Amazon delivers one of Corporate America’s best apologies of recent memory after it was taken to task by Congressman Mark Pocan.

Amazon

The Wisconsin Democrat tweeted on March 24 that paying employees $15 per-hour doesn’t make Amazon a “progressive workplace” when it busts unions and makes workers urinate in water bottles.

Amazon replied the same day: “You don’t really believe the peeing in bottles thing, do you? If that were true, nobody would work for us. The truth is that we have over a million incredible employees around the world who are proud of what they do, and have great wages and healthcare from day one.”

The company apologized April 2 after its crackerjack Twitter team discovered that that thousands of its drivers actually do pee in bottles.

In its apology, Amazon said it “did not contemplate our large driver population and instead wrongly focused only on our fulfillment centers, which have dozens of bathrooms that workers may use at any time."

After saying it failed to give the tweet sent to Pocan the proper scrutiny that it deserved, “especially so when we are criticizing the comments of others,” Amazon tweeted:

“We know that drivers can and do have trouble finding restrooms because of traffic or sometimes rural routes and this has been especially the case during COVID when many public restrooms have been closed.”

Amazon said the pee-in-the-water-bottle problem is an industry-one and it would like to solve it, though at the moment it is clueless when it comes to finding a solution.

There is another problem that Jeff Bezos’ company might want to work on.
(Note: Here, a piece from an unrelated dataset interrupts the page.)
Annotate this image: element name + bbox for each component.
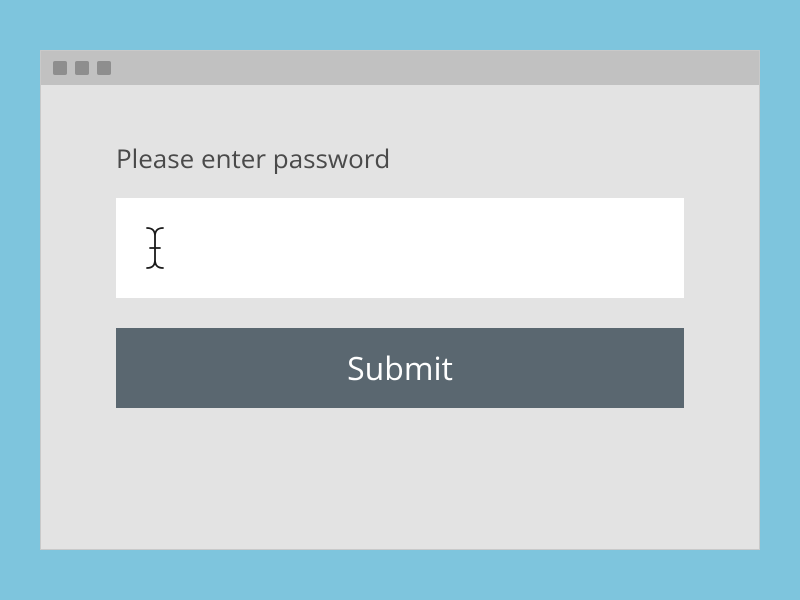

The Intercept published a story March 25, saying Amazon documents show the company was aware that drivers peed in bottles and sometimes even defecating while en route.

Vizio Holding Corp. chief William Wang tells one of Corporate America’s great founding stories. A plane crash served as his inspiration to launch the smart TV company.

The company’s March 24 IPO prospectus includes a letter from Wang in which he recalls how 20 years ago a plane that he boarded in Taiwan heading home to Los Angeles crashed shortly after take-off.

He wrote: “The entire time, all I could think about was how I had to survive. How I would do anything to get home. I ran to the front of the plane, forced open the emergency door and jumped out.”

Arriving home was one of the best moments of Wang’s life. “I remember thinking how much I loved being home, and from this thought. VIZIO was born.”

His dream was “to make the home everybody’s favorite place” or turning America into a land of homebodies. A place where we entertain ourselves 24/7 and never get the urge to hop on a plane.

Vizio is trading at $23.52. Since the IPO, the stock has traded in the $19.29 and $25.90 range.